Britain's Liam Tancock broke his own world record to win the 50 backstroke. He touched in 24.04, eclipsing the 24.08 he set the previous day in the semifinals. Japan's Junya Koga claimed silver in 24.24, while South Africa's Gerhard Zandberg (24.34) took bronze.

Fire a warning

The Briton had clocked 24.08 in Saturday's semifinal to fire a warning to Koga, who had taken the 100 backstroke title last Tuesday.

Yuliya Efimova followed with another mark, edging American Rebecca Soni in the 50 breaststroke.

Russian Efimova won in 30.09, breaking the record of 30.23 set by Canada's Amanda Reason. The next two also went under the old mark, with Soni (30.11) taking silver and Australia's Sarah Katsoulis (30.16) the bronze.

On Saturday, China smashed the world record to strip Australia of the women's 4x100 medley title and complete a relay double.

China, whose 4x200 freestyle team also took gold last Thursday, triumphed in 3:52.19 to beat the mark of 3:52.69 Australia set in Beijing.

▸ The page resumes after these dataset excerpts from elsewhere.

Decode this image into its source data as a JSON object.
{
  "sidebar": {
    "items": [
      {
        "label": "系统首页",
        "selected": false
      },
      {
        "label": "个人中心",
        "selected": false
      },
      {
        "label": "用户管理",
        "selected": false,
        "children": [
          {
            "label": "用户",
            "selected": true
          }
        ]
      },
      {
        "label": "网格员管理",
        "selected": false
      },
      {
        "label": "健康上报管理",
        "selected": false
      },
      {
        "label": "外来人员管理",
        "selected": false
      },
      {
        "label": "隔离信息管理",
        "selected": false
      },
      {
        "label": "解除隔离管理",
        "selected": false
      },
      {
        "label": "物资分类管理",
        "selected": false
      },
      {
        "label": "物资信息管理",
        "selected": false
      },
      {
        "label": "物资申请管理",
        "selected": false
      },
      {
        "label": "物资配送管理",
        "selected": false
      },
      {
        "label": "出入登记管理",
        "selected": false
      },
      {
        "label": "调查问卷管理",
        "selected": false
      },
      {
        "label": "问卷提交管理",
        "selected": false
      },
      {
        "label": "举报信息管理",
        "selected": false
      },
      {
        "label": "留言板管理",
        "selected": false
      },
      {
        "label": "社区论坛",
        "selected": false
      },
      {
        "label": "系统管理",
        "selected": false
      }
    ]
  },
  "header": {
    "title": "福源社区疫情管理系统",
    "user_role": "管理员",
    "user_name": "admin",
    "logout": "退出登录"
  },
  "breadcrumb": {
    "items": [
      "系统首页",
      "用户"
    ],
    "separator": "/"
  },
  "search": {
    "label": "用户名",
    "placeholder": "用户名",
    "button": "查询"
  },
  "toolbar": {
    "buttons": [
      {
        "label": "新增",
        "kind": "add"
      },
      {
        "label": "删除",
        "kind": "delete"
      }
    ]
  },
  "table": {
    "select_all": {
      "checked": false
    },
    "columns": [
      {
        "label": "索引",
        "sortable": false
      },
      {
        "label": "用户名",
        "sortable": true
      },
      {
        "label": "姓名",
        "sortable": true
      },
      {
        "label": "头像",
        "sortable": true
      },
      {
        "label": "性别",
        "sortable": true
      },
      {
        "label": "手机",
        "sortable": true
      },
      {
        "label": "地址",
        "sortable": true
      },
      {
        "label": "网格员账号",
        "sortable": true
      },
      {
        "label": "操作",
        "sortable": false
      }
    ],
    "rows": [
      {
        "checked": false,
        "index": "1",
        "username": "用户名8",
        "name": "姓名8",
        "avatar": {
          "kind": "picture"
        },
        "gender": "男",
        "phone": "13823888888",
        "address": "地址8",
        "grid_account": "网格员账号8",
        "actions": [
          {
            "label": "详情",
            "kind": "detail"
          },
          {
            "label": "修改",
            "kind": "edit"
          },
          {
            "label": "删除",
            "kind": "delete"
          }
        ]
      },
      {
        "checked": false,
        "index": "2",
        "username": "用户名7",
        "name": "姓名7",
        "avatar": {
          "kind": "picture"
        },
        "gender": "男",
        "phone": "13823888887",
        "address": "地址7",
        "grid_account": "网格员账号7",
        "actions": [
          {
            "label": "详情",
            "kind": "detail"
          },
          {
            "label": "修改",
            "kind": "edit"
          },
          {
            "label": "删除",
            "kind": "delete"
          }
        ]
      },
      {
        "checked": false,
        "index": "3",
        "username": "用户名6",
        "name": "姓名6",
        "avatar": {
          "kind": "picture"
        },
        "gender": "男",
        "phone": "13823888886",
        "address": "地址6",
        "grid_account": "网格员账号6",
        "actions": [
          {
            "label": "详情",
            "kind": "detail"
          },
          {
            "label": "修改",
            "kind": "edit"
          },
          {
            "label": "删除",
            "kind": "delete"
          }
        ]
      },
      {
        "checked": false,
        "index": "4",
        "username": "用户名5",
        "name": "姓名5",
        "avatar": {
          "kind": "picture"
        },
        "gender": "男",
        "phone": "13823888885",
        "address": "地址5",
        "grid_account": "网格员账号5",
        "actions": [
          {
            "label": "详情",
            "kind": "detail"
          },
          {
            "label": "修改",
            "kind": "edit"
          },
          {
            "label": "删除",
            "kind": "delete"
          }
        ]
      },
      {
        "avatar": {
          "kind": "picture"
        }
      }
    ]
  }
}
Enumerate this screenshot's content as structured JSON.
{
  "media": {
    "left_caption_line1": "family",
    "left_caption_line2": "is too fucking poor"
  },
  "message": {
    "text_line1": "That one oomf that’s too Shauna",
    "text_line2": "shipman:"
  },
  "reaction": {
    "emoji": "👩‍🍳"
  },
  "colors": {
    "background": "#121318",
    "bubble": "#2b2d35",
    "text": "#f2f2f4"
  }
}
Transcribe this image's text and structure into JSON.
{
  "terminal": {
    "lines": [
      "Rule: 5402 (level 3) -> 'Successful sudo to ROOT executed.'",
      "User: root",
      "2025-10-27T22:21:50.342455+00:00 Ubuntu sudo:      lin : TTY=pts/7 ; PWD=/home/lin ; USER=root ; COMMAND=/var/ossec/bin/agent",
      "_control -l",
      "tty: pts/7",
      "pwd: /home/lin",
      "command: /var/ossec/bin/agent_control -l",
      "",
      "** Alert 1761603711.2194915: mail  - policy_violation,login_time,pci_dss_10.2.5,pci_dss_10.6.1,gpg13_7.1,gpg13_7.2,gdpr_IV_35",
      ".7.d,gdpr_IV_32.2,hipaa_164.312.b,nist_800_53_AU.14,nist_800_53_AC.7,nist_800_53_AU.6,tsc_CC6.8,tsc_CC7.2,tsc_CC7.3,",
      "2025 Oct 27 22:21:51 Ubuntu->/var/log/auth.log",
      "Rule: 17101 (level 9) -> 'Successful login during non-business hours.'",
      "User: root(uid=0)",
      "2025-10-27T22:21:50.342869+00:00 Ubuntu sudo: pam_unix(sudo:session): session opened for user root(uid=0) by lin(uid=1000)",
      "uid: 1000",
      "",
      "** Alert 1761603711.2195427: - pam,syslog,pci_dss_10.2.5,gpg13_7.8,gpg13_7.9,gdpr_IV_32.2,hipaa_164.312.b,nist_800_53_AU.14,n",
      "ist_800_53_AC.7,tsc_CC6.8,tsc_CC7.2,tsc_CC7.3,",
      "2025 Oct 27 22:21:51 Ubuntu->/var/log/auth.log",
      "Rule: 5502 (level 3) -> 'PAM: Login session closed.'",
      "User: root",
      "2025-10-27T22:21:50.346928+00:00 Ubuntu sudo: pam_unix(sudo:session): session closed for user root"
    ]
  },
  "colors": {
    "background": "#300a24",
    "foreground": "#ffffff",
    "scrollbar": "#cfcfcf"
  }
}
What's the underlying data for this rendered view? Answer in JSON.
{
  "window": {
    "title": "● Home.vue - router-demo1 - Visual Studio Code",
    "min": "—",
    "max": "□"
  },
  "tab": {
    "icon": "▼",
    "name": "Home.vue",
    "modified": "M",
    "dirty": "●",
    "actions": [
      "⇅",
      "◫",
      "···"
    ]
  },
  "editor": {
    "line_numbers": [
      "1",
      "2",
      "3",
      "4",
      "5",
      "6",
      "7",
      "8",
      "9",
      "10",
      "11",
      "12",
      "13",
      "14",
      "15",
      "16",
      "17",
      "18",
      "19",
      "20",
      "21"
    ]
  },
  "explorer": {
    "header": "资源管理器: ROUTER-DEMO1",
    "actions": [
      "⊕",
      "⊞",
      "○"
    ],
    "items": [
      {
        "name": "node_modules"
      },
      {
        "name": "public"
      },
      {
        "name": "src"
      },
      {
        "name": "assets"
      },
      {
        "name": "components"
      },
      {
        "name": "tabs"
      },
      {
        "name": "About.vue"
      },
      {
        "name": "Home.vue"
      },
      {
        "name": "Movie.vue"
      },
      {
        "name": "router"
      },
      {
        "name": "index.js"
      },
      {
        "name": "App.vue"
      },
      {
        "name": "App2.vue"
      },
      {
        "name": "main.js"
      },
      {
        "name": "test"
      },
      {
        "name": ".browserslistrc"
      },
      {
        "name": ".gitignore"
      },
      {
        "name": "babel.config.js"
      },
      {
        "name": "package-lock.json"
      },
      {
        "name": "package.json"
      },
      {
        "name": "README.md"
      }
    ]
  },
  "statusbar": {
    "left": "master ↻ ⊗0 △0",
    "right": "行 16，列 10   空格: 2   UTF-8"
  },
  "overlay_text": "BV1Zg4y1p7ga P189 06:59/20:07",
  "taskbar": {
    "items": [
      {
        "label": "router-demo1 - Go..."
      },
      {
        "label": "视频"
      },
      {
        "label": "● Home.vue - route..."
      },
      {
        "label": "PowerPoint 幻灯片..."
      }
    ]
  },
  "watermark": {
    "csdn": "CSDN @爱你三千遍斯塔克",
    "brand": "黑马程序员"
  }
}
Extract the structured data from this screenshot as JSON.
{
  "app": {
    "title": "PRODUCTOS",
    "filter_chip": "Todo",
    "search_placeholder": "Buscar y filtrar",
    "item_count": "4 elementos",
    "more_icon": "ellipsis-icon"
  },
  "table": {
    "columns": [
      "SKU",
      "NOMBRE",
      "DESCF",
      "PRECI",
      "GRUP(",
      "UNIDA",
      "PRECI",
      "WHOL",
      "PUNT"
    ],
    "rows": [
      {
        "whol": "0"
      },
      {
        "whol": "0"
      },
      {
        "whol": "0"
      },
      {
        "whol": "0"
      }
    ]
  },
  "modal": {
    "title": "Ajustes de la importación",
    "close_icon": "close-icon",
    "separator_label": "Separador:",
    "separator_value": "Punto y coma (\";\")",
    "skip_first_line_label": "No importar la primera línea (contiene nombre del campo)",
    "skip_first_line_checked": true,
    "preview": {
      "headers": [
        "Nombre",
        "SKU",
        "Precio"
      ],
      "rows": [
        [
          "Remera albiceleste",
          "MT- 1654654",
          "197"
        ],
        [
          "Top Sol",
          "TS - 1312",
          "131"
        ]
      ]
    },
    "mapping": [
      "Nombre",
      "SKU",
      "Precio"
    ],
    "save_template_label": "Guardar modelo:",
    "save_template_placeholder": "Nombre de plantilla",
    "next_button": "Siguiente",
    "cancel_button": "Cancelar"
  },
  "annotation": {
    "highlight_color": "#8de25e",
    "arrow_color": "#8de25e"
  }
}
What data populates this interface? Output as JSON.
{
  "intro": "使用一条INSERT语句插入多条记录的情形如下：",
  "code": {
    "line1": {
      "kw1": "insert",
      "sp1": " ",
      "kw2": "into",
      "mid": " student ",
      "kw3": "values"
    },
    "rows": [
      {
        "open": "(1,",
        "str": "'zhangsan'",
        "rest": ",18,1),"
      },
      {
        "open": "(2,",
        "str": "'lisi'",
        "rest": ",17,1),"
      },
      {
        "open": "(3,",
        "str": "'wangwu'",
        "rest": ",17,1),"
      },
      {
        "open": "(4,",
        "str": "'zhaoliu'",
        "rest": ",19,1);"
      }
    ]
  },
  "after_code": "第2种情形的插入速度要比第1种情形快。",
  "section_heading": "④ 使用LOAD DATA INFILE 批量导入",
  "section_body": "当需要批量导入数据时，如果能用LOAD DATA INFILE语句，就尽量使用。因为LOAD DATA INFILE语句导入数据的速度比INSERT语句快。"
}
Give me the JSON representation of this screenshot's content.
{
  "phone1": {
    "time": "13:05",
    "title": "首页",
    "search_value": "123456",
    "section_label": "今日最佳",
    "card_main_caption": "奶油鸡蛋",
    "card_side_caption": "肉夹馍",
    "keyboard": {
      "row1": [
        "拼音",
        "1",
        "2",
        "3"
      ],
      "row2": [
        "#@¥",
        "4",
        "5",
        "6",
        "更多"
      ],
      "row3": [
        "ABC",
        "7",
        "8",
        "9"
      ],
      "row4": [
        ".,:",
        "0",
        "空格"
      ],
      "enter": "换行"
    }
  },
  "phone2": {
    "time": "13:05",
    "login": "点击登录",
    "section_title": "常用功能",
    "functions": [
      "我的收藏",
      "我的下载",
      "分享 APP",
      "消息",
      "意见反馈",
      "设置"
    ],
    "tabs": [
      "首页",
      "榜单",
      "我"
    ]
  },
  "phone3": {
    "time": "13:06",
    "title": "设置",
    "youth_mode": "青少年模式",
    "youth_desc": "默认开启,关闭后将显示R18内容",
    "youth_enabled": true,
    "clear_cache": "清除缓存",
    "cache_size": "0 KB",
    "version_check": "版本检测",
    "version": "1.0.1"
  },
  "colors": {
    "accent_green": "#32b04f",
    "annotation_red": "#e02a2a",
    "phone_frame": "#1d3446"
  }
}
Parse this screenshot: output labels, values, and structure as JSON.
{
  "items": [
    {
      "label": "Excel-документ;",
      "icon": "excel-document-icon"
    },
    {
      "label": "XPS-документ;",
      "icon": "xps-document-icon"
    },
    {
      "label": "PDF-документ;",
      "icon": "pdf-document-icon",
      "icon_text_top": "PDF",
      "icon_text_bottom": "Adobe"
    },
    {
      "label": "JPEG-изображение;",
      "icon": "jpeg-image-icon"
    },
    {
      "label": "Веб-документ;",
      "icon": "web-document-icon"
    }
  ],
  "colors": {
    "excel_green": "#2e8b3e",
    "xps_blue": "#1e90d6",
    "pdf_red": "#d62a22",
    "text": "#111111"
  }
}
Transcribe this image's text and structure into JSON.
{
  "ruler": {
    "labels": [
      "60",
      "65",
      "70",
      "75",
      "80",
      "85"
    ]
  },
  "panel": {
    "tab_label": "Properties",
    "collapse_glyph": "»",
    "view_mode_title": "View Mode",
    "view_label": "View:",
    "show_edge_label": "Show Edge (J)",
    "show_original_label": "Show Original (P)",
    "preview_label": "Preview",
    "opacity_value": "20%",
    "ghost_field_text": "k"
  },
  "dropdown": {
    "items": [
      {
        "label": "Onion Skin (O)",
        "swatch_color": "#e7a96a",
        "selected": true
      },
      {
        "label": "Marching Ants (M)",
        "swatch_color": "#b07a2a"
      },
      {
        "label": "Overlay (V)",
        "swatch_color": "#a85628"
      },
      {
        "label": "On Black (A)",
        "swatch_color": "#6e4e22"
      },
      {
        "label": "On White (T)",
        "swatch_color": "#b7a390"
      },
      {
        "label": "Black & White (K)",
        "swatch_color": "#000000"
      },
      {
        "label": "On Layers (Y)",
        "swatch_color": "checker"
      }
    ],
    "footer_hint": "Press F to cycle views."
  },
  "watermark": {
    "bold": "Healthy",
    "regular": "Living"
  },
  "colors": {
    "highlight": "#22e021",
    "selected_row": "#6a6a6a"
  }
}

The German quartet took the bronze medal.

"We all swam so well, we all did a great job," Jiao Liuyang said.

New 50 backstroke champion Zhao Jing had her team in second place behind Britain at the end of the first leg.

Chen Huijia put it in front in the breaststroke, Jiao maintained the advantage in the butterfly and Li Zhesi fended off a strong challenge from Trickett in the freestyle to guide the Chinese home.